Wegen unerwartet vieler Anmeldungen hat Katze die eigentlich geplante Mittags-Kulisse der Küssaburg zurück ins Rössle in Berau verlegt. Nachdem man hier heute Morgen schon bei mir für eine kapitale Magendehnung gesorgt hat, ist man nun bemüht, allen gemeinsam den Rest zu geben. Von Wurstsalat über Schnitzel bis zum Kalbsragout werden schwarzwälder Köstlichkeiten serviert, denn Auto fahren macht hungrig. Träge vor sich pendelnd *burps* finden sich alle wieder bei den parkenden Boliden ein, der Tag ist noch recht jung und man könnte ja noch zum Schluchsee fahren, oder? Somewhere along the line you gave up askin‘, when it got a little too complex. Aber, liebes Tagebuch, hast du einmal etwas von Tarantinos „Death Proof“ gehört? Nein? Dann schau mal hier, das ist sozusagen eine Szene aus dem Film:


Und das sind noch die normalsten Aktionen von und mit Christian… Man beachte, wie er von der polierten Haube glitscht 🙂 Was ich heute lerne: Man kann auch ohne einen Dodge Challenger Spaß haben.

Der Doc hat sich nass gemacht

Der Doc hat sich nass gemacht

Liebes Tagebuch. An den sandigen Ufern des Schluchsees sieht es ein bisschen aus wie im berühmten Südseecamp, nur mit ein paar mehr Höhenmetern drum herum. Deutet man die Blicke der Schmiede-Team-Mitglieder richtig, bleiben einem zwei Möglichkeiten: Entweder man hält sich immer hübsch weit hinter den Herren, oder man legt rechtzeitig Telefon, Brieftasche und Schlüssel beiseite. Somewhere along the line you just stopped walking, when the undercurrent got too strong. Doktor Schlunz (vorn im Bild) ist dies nicht gelungen. Unglaublicherweise finden sich jedoch später in seiner Zigarettenpackung noch trockene Exemplare. Am späteren Abend raucht er aber auch die feuchten. Was ich heute lerne: Niemals zu dicht bei Carsten dem V8-Schmied stehen, außer er schenkt dir gerade ein T-Shirt mit deinem Namen drauf.

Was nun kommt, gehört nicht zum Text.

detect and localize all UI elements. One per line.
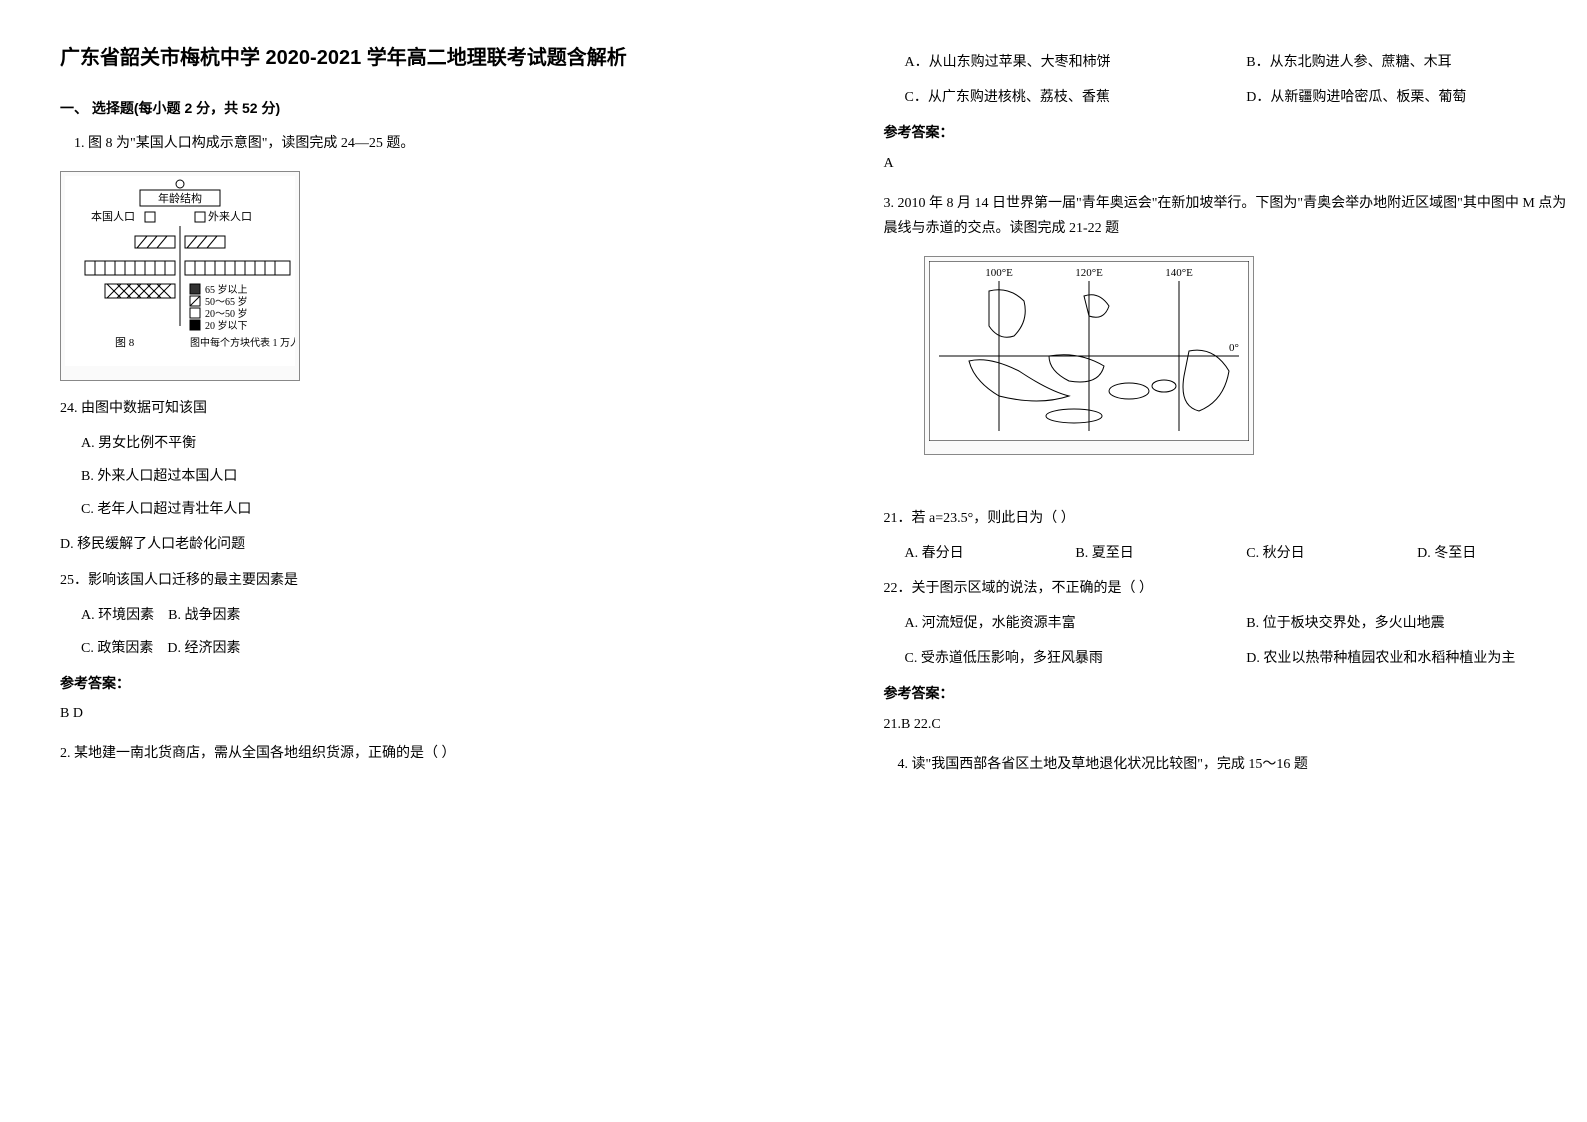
q1-sub25-stem: 25．影响该国人口迁移的最主要因素是 [60, 568, 744, 593]
q2-stem: 2. 某地建一南北货商店，需从全国各地组织货源，正确的是（ ） [60, 741, 744, 766]
q1-sub24-d: D. 移民缓解了人口老龄化问题 [60, 532, 744, 557]
q1-sub24-c: C. 老年人口超过青壮年人口 [81, 497, 744, 522]
q1-sub24-b: B. 外来人口超过本国人口 [81, 464, 744, 489]
q3-answer: 21.B 22.C [884, 712, 1568, 737]
q3-sub22-d: D. 农业以热带种植园农业和水稻种植业为主 [1246, 646, 1567, 671]
map-figure: 100°E 120°E 140°E 0° [924, 256, 1254, 455]
q3-sub21-d: D. 冬至日 [1417, 541, 1567, 566]
q3-sub21-a: A. 春分日 [905, 541, 1055, 566]
right-column: A．从山东购过苹果、大枣和柿饼 B．从东北购进人参、蔗糖、木耳 C．从广东购进核… [844, 40, 1587, 787]
q3-sub22-b: B. 位于板块交界处，多火山地震 [1246, 611, 1567, 636]
fig-right-label: 外来人口 [208, 210, 252, 223]
lat-0: 0° [1229, 342, 1239, 354]
q3-sub22-stem: 22．关于图示区域的说法，不正确的是（ ） [884, 576, 1568, 601]
q1-answer-label: 参考答案： [60, 671, 744, 696]
q1-sub25-a: A. 环境因素 [81, 608, 154, 623]
left-column: 广东省韶关市梅杭中学 2020-2021 学年高二地理联考试题含解析 一、 选择… [20, 40, 784, 787]
q3-answer-label: 参考答案： [884, 681, 1568, 706]
section-1-header: 一、 选择题(每小题 2 分，共 52 分) [60, 96, 744, 121]
q1-sub24-stem: 24. 由图中数据可知该国 [60, 396, 744, 421]
q1-sub25-cd: C. 政策因素 D. 经济因素 [81, 636, 744, 661]
q1-answer: B D [60, 701, 744, 726]
q3-sub22-row1: A. 河流短促，水能资源丰富 B. 位于板块交界处，多火山地震 [884, 611, 1568, 636]
lon-120e: 120°E [1075, 267, 1103, 279]
q1-sub25-ab: A. 环境因素 B. 战争因素 [81, 603, 744, 628]
q3-sub22-c: C. 受赤道低压影响，多狂风暴雨 [905, 646, 1226, 671]
q3-sub22-row2: C. 受赤道低压影响，多狂风暴雨 D. 农业以热带种植园农业和水稻种植业为主 [884, 646, 1568, 671]
population-pyramid-figure: 年龄结构 本国人口 外来人口 [60, 171, 300, 380]
legend-3: 20～50 岁 [205, 307, 248, 320]
legend-4: 20 岁以下 [205, 319, 248, 332]
q2-options-row1: A．从山东购过苹果、大枣和柿饼 B．从东北购进人参、蔗糖、木耳 [884, 50, 1568, 75]
lon-140e: 140°E [1165, 267, 1193, 279]
q2-options-row2: C．从广东购进核桃、荔枝、香蕉 D．从新疆购进哈密瓜、板栗、葡萄 [884, 85, 1568, 110]
q3-sub22-a: A. 河流短促，水能资源丰富 [905, 611, 1226, 636]
q1-sub25-b: B. 战争因素 [168, 608, 240, 623]
q3-figure: 100°E 120°E 140°E 0° [884, 256, 1568, 455]
legend-2: 50～65 岁 [205, 295, 248, 308]
document-title: 广东省韶关市梅杭中学 2020-2021 学年高二地理联考试题含解析 [60, 40, 744, 76]
q3-stem: 3. 2010 年 8 月 14 日世界第一届"青年奥运会"在新加坡举行。下图为… [884, 191, 1568, 241]
q3-sub21-c: C. 秋分日 [1246, 541, 1396, 566]
q2-answer: A [884, 151, 1568, 176]
exam-page: 广东省韶关市梅杭中学 2020-2021 学年高二地理联考试题含解析 一、 选择… [20, 40, 1587, 787]
legend-1: 65 岁以上 [205, 283, 248, 296]
q2-answer-label: 参考答案： [884, 120, 1568, 145]
fig-title: 年龄结构 [158, 191, 202, 205]
q1-sub24-a: A. 男女比例不平衡 [81, 431, 744, 456]
fig-note: 图中每个方块代表 1 万人 [190, 336, 295, 349]
fig-left-label: 本国人口 [91, 209, 135, 223]
q2-c: C．从广东购进核桃、荔枝、香蕉 [905, 85, 1226, 110]
q3-sub21-b: B. 夏至日 [1075, 541, 1225, 566]
fig-caption: 图 8 [115, 336, 135, 349]
q1-sub25-d: D. 经济因素 [167, 641, 240, 656]
q4-stem: 4. 读"我国西部各省区土地及草地退化状况比较图"，完成 15～16 题 [884, 752, 1568, 777]
lon-100e: 100°E [985, 267, 1013, 279]
q1-stem: 1. 图 8 为"某国人口构成示意图"，读图完成 24—25 题。 [60, 131, 744, 156]
q1-sub25-c: C. 政策因素 [81, 641, 153, 656]
q2-b: B．从东北购进人参、蔗糖、木耳 [1246, 50, 1567, 75]
q3-sub21-options: A. 春分日 B. 夏至日 C. 秋分日 D. 冬至日 [884, 541, 1568, 566]
q1-figure: 年龄结构 本国人口 外来人口 [60, 171, 744, 380]
q3-sub21-stem: 21．若 a=23.5°，则此日为（ ） [884, 506, 1568, 531]
q2-a: A．从山东购过苹果、大枣和柿饼 [905, 50, 1226, 75]
q2-d: D．从新疆购进哈密瓜、板栗、葡萄 [1246, 85, 1567, 110]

Im Treeeeetboooot in Seeeenooooot.....

Im Treeeeetboooot in Seeeenooooot…..

Es müssen ja nicht immer Autos sein. Das habe ich seit den vergangenen Treffen ebenfalls schon lernen können. Tief in meinem Blog-Archiv finden sich pathetische Epen voller Freundschaft und interaktiver Freizeitplanung. Hier, im Schwarzwald, sieht man dies ähnlich und mietet kurzerhand ein paar Tretboote für ein Wettrennen zur Staumauer! Männer müssen wetteifern. Und wenn alle das gleiche Auto fahren, bleiben nur die sportlichen Messlatten. Ich sehe mir den schaumschlagenden Sport gemeinsam mit den anderen vom Ufer aus an, während Katze und Susi sich im Sprint zur Mauer begeben, um ein Zielfoto einzufangen. Wer hat eigentlich gewonnen?

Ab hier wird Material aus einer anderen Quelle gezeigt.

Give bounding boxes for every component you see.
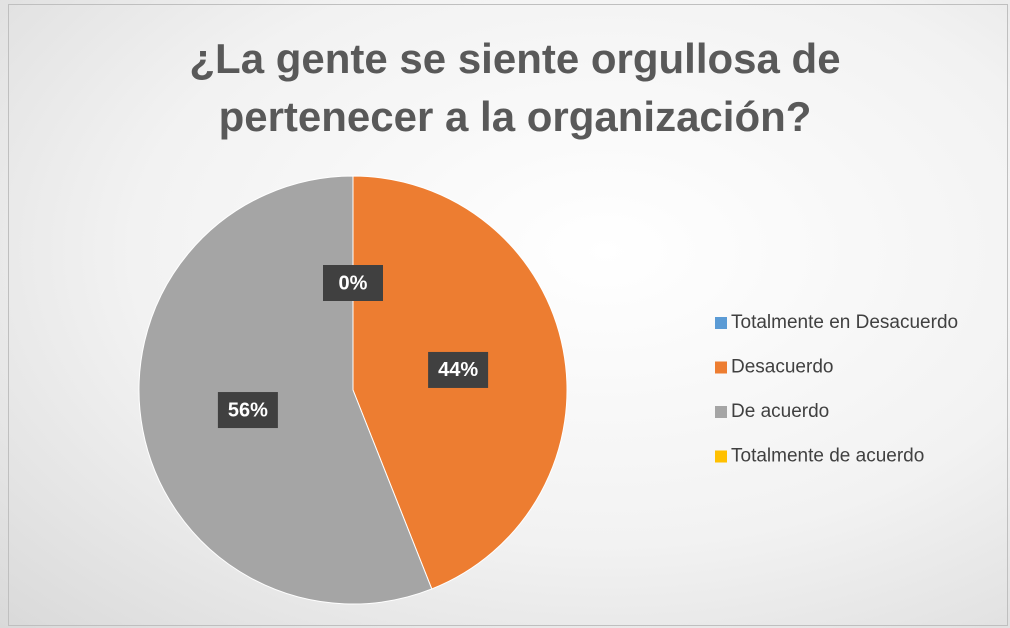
- pie-slice: [138, 175, 433, 605]
- legend-swatch: [715, 450, 727, 463]
- data-label-box: [428, 351, 489, 388]
- chart-frame: [8, 4, 1008, 626]
- data-label: 44%: [438, 359, 478, 381]
- legend-swatch: [715, 317, 727, 329]
- data-label: 0%: [339, 272, 368, 294]
- data-label-box: [217, 392, 278, 429]
- chart-title: ¿La gente se siente orgullosa de pertene…: [189, 35, 841, 140]
- legend-label: Totalmente de acuerdo: [731, 446, 924, 467]
- legend-label: Totalmente en Desacuerdo: [731, 312, 958, 333]
- legend-label: De acuerdo: [731, 401, 829, 422]
- data-label-box: [323, 265, 383, 301]
- data-label: 56%: [228, 399, 268, 421]
- legend-swatch: [715, 361, 727, 374]
- legend-swatch: [715, 406, 727, 418]
- legend-label: Desacuerdo: [731, 357, 833, 378]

Die Boliden warten mit treuem Blick

Die Boliden warten mit treuem Blick

Ich sprach von schweizer Freunden. Einer fehlt noch. Remo, der Mann aus den Weinbergen. Das Pendant zu Katzes Ragusa-metallic-farbendem mit Travertin-Inneneinrichtung ausgestattetem V8. Nein, liebes Tagebuch, du siehst nicht doppelt. Diese sehr seltene Farbkombination gibt es tatsächlich mindestens zwei mal. Remo taucht auf und bereichert alle Anwesenden mit seinem Kompaktwissen über die Gemeinde Hallau und die ortsansässigen Blaskapellen. Und ist einer des sympathischen harten Kerns, der bis zum späten Abend bleibt! Ab und an macht es mich ein wenig verlegen, dass mein eigener V8 einfach nur schwarz ist. Na gut, wenigstens panthero mit so einem Blaustich drin. Aber schwarze Sitze. Es gibt so wahnsinnig abgefahrene Farbkombinationen in der automobilen Oberklasse der ausklingenden Achtziger… Hätte ich das Geld für einen Klassik Line, er wäre mein. Jemand einen über? Was ich heute lerne: Schwarz ist keine Farbe.

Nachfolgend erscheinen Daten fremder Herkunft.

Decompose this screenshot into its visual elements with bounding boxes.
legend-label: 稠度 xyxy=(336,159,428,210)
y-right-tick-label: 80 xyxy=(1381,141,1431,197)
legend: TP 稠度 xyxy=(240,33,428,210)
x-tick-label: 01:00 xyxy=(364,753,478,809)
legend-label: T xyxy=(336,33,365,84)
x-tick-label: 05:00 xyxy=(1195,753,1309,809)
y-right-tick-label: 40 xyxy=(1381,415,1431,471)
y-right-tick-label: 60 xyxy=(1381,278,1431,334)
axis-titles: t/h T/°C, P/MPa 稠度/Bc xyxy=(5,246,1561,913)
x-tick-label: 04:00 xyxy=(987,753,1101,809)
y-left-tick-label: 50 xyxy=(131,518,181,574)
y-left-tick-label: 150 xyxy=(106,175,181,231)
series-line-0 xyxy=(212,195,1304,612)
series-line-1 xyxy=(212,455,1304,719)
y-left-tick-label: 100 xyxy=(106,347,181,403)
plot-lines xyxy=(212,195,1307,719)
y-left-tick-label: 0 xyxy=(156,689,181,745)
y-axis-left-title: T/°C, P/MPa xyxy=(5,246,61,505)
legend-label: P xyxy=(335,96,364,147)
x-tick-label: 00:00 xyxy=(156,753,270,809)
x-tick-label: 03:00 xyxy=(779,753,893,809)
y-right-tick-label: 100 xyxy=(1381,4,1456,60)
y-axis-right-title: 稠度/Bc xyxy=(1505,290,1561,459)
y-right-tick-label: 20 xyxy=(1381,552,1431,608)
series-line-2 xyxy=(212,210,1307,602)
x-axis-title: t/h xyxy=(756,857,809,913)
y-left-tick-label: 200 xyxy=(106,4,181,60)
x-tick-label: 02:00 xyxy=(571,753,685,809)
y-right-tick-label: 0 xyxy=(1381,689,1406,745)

Sehnsucht quer durch die Bundesrepublik

Sehnsucht quer durch die Bundesrepublik

Liebes Tagebuch. Ich habe Sehnsucht. Hier ist alles voller Berge, und mir fehlt der klare Horizont zwischen dem Meer und dem Himmel. Wenigstens gibt es in diesem Leben Mobiltelefone, die einem ermöglichen, ein Gespräch mit einer Person 850 Kilometer entfernt zu führen, die sich nicht so wahnsinnig viel aus Audis macht. Aber aus mir. Was ist wohl in 20 Jahren? Fahren wir dann noch Autos? Telefonieren wir dann noch mit Handys?? Habe ich dann noch immer Tina Dico im Kopf??? Was ich heute lerne: Lass nie deinen Fotoapparat ungesichert inmitten einer Horde von Verrückten auf dem Tisch liegen, wenn du telefonieren gehst.

Klassenfoto der Autoverrückten

Klassenfoto der Autoverrückten

Klassentreffen. Oberklassentreffen. Stilsicher vor dem Eingang der ehemaligen Grundschule in Berau. Von links nach rechts: Nein :O) das sprengt den Rahmen. Für mich ist es das erste Treffen, an dem ich das Gefühl hatte, die meisten zu kennen oder zumindest wieder zu erkennen. Es ist schon eine schräge Gemeinschaft. Katze hat hier aus vielen Ecken der Republik Menschen zu einem schönen, gemeinsamen Tag zusammengetragen, die eigentlich wieder einmal nur eins eint: Das unvernünftige Auto. Was ist dieser Zauber über dem Audi V8? Halten wir so fest zusammen, weil wir eigentlich immer alle pleite sind? Weil es bald keine Ersatzteile mehr geben wird? Oder weil es vielleicht doch ein ganz besonderer Menschenschlag ist, der diesen Wagen fährt und pflegt? Was ich heute lerne: Hm. Sowas wie Gemeinschaft?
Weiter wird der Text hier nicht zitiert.